As we’ve stated previously, we can all blame Amazon (NASDAQ: AMZN). When it started selling books online, there weren’t a lot of people thinking that this little digital bookseller would upend the way every consumer retail business does business, but that’s what happened, and now it’s changing the way we bank.
Many of the smaller fintech firms that were getting a toehold in the market got blown out of the water when rates started to rise and the VCs and PEs that were so generous just a few years earlier now wanted to get paid.
This is a great lesson in how MegaTrends work.
Those initial small cap disruptors evaporated pretty quickly, and it was the big players that were innovators that took up the slack and turned fintech from cool and funky into sleek and profitable.
As you can see above, the biggest players in the fintech game right now are none other than Visa (NYSE: V), Mastercard (NYSE: MA), and PayPal (NASDAQ: PYPL). These same companies have been innovators and leaders for decades now, and all the talk that some of the smaller players were going to overrun the big players just hasn’t panned out.
It’s also the big banks, like JPMorgan Chase (NYSE: JPM) and Capital One (NYSE: COF) that have invested billions in turning their operations into fintech powerhouses.
One reason digital has caught on is the fact that younger generations are digital natives and they want access to their accounts 24/7, not just during bankers’ hours.

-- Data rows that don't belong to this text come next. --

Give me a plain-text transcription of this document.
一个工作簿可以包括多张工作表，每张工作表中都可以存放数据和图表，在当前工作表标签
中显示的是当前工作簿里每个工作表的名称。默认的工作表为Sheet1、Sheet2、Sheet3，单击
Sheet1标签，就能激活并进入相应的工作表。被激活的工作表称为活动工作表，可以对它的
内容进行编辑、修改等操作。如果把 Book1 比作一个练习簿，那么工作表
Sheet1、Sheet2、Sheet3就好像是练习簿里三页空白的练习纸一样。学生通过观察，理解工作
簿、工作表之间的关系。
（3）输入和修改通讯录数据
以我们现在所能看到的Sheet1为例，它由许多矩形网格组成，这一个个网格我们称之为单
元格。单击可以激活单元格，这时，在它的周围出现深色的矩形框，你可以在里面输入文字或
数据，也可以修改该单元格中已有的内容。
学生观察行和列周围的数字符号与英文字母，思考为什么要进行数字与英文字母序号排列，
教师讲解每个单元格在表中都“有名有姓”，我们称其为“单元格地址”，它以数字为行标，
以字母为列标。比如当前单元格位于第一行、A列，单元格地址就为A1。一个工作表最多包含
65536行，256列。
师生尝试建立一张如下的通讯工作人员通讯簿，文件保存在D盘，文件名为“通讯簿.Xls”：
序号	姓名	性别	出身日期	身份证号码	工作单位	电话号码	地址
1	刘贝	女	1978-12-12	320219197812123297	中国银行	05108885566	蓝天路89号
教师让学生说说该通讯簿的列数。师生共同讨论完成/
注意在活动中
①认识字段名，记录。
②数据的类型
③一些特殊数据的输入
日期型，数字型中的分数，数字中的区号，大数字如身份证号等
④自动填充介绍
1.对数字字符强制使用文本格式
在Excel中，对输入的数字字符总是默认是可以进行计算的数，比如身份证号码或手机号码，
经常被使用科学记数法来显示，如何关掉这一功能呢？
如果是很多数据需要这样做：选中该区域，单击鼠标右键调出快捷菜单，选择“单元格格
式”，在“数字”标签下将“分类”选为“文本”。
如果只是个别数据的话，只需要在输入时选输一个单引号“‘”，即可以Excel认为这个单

Also, they want banks to deliver the services every other digital platform allows them – flexibility and seamless user experiences.
For example, whether it’s opening an account or applying for a loan, having to sit down with someone, talk everything over, send papers back and forth, wait for various approvals, etc., it is no longer the status quo.
Younger customers want to be able to do these things digitally when it’s convenient for them, not the bank, and they want it all sorted quickly, not over days.
This is becoming the new normal, and the big test is whether banks will be able to keep up with the expectations of their customers.
The biggest challenge comes to community banks and credit unions, since they’re much smaller and community focused, unlike megabanks and big regional banks.
It’s an exciting time for digital banking and the fintechs that are changing the way we spend, save, and borrow. You can be sure that we’re closely following the MegaTrend players that will dominate the sector for years to come.